Pandas
Merging and Joining
Pandas provides powerful and flexible functions for combining datasets. merge and join are two key methods for this purpose.
Merging DataFrames with pd.merge()
The merge() function is the primary entry point for all standard database join operations between DataFrame objects.
Basic Merge (Inner Join)
By default, merge() performs an inner join on common columns.
import pandas as pd
left = pd.DataFrame({'key': ['K0', 'K1', 'K2', 'K3'],
'A': ['A0', 'A1', 'A2', 'A3']})
right = pd.DataFrame({'key': ['K0', 'K1', 'K2', 'K4'],
'B': ['B0', 'B1', 'B2', 'B4']})
result = pd.merge(left, right, on='key')
print(result)Specifying Join Types
You can specify the type of join with the how parameter: 'left', 'right', 'outer', 'inner'.
import pandas as pd
left = pd.DataFrame({'key': ['K0', 'K1', 'K2', 'K3'],
'A': ['A0', 'A1', 'A2', 'A3']})
right = pd.DataFrame({'key': ['K0', 'K1', 'K2', 'K4'],
'B': ['B0', 'B1', 'B2', 'B4']})
# Left Join
left_join = pd.merge(left, right, on='key', how='left')
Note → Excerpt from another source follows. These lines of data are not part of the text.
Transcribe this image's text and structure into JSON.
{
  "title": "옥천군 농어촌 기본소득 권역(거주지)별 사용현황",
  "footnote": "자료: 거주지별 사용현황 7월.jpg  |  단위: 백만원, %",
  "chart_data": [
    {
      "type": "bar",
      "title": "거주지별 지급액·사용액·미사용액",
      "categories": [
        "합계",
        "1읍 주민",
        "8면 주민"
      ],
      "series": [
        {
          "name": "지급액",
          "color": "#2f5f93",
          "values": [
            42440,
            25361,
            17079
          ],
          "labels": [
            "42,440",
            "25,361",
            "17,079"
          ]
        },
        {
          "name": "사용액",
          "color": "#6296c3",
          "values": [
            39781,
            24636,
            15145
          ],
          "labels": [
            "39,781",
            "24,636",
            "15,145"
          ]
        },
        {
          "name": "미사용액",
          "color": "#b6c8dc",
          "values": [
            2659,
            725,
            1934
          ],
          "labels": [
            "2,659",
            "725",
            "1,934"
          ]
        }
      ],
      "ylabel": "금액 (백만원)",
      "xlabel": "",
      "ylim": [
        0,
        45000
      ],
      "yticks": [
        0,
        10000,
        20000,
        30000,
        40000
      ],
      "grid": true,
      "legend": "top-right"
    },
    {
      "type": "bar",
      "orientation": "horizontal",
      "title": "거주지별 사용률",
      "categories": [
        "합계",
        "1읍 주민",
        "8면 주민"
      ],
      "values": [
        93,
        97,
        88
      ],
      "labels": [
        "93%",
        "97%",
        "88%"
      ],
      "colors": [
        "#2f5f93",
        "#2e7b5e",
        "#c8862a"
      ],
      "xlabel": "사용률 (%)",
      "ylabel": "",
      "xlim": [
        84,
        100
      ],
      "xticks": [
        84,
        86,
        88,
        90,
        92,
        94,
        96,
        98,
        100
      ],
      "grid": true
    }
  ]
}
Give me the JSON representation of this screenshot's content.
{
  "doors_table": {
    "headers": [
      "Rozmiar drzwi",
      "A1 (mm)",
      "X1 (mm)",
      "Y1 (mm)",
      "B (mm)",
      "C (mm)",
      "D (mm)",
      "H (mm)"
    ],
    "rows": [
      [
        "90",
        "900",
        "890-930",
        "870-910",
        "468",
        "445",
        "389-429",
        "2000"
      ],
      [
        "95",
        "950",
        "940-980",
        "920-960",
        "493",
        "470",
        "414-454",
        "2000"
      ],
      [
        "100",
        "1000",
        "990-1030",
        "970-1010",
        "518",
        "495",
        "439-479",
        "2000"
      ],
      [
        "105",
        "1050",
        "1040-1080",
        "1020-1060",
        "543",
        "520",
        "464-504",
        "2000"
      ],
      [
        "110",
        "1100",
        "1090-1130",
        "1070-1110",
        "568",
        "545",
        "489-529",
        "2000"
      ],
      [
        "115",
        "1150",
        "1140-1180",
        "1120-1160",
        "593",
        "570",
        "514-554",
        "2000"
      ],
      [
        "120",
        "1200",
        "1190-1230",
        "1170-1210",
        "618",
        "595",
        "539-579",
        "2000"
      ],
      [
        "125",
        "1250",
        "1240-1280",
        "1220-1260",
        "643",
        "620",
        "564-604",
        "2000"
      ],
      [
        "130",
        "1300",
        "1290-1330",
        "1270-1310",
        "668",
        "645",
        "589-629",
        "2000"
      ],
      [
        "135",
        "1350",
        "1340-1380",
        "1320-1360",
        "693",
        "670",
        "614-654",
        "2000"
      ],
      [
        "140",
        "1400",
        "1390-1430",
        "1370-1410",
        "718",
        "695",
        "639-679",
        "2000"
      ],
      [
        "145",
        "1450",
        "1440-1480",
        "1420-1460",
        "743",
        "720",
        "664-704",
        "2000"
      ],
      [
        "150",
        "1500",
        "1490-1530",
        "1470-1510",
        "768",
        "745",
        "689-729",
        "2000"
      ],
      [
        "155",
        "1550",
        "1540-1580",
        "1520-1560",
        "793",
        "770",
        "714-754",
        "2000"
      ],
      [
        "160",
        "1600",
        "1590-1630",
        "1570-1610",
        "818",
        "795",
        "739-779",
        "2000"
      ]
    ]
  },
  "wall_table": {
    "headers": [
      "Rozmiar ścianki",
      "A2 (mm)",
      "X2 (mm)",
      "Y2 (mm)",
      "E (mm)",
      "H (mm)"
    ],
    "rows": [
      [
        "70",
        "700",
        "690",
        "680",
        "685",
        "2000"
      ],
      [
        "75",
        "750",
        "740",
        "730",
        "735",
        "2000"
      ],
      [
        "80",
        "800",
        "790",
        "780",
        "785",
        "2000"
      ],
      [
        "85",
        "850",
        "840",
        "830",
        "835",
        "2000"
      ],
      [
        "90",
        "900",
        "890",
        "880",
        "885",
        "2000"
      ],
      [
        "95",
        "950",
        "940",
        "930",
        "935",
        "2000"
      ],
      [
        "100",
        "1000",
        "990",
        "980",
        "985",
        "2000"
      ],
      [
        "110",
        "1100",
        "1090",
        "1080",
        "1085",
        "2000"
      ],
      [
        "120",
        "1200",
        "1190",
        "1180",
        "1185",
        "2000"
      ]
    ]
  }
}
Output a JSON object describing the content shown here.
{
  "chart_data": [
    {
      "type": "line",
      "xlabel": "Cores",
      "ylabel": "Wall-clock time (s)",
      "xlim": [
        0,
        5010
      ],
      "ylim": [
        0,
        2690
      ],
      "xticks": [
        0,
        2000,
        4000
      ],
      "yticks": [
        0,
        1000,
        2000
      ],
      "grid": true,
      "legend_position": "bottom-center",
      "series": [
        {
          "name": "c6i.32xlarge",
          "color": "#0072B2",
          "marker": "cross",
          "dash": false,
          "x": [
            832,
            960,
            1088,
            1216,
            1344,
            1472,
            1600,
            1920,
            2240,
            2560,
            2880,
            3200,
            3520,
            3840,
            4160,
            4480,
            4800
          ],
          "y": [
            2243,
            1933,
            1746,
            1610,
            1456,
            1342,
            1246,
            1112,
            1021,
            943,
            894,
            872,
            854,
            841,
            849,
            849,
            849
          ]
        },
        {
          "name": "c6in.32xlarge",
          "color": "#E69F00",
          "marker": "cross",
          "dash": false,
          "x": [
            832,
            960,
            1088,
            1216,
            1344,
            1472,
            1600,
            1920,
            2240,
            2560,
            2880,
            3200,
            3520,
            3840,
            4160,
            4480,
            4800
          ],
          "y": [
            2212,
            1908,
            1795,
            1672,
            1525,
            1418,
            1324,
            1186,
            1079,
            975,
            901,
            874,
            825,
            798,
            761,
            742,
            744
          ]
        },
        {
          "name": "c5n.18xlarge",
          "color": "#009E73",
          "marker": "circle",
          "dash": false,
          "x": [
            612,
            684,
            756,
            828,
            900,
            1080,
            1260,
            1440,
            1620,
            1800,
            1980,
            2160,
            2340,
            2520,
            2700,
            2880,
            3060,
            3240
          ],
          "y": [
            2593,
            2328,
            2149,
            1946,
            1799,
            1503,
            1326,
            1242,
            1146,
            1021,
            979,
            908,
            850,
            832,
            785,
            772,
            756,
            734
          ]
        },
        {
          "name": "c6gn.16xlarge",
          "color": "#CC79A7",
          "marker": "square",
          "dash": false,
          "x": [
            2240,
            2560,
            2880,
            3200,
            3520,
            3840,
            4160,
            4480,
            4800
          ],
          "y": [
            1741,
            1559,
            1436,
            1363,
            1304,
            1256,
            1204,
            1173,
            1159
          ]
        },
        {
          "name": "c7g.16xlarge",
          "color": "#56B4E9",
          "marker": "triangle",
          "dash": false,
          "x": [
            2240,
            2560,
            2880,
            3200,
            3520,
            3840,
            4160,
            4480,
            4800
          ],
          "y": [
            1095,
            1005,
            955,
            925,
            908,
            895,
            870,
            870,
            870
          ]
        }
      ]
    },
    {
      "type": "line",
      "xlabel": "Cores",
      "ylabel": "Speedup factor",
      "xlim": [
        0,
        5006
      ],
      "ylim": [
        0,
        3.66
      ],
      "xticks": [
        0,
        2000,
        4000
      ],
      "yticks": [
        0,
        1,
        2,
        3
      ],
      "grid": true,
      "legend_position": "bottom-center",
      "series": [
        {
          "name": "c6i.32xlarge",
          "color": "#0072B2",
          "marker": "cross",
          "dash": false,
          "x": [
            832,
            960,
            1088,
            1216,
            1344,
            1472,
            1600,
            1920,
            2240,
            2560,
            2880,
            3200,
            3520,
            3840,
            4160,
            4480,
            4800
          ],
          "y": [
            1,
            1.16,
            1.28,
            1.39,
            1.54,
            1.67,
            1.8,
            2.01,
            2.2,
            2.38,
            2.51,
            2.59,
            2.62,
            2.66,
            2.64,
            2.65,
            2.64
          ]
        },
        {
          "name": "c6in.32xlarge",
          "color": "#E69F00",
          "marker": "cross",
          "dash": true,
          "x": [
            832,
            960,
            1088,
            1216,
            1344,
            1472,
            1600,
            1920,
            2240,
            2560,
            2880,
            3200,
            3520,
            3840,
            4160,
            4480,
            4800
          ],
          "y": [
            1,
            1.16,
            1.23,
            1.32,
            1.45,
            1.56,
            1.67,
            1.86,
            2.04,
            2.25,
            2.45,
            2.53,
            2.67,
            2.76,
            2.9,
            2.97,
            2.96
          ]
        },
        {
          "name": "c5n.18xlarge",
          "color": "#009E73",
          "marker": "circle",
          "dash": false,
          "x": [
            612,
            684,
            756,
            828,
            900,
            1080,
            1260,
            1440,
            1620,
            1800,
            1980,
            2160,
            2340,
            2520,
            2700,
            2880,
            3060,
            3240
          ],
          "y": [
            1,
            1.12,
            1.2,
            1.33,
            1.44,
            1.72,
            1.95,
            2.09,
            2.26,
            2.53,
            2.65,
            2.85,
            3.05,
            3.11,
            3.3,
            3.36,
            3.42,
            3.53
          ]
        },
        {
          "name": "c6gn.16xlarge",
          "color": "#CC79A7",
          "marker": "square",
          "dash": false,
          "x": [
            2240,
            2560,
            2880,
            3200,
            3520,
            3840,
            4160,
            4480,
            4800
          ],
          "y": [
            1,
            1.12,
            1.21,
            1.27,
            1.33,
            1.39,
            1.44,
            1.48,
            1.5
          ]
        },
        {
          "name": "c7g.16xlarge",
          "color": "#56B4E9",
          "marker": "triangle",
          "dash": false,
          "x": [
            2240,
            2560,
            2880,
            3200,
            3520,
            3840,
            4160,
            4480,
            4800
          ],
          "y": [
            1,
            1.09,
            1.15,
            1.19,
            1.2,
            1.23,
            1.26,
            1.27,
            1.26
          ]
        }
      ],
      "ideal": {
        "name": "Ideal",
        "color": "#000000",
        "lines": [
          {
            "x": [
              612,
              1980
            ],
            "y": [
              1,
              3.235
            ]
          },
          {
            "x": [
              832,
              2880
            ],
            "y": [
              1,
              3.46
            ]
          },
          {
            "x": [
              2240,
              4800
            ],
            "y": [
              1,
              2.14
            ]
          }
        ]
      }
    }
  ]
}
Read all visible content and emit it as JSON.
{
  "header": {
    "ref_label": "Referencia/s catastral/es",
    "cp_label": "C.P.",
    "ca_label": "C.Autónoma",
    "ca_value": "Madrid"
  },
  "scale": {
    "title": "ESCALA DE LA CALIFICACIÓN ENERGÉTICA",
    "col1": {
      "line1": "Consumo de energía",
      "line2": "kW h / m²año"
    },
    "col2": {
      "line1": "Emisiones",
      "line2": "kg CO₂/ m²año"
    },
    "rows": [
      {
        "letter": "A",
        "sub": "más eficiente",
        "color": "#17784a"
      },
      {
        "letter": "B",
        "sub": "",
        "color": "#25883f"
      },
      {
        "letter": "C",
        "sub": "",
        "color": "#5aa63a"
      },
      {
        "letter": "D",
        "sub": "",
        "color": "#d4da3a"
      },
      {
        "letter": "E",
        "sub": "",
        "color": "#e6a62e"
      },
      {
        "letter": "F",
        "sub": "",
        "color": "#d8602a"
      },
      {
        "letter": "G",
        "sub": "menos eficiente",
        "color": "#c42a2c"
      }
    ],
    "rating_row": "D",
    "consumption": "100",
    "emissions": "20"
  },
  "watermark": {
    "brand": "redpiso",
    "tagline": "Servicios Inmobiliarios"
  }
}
print("Left Join:\n", left_join)
# Outer Join
outer_join = pd.merge(left, right, on='key', how='outer')
print("\nOuter Join:\n", outer_join)Joining DataFrames with df.join()
The join() method is a convenient method for combining the columns of two potentially differently-indexed DataFrames into a single DataFrame. It performs a left join by default, based on the index.
import pandas as pd
left = pd.DataFrame({'A': ['A0', 'A1', 'A2']},
index=['K0', 'K1', 'K2'])
right = pd.DataFrame({'B': ['B0', 'B1', 'B2']},
index=['K0', 'K1', 'K2'])
result = left.join(right)
print(result)Joining on a Column
You can also join on a column of the left DataFrame.
import pandas as pd
left = pd.DataFrame({'key': ['K0', 'K1', 'K2'],
'A': ['A0', 'A1', 'A2']})
right = pd.DataFrame({'B': ['B0', 'B1', 'B2']},
index=['K0', 'K1', 'K3'])
# Join 'left' on its 'key' column with 'right' on its index
result = left.join(right, on='key')
print(result)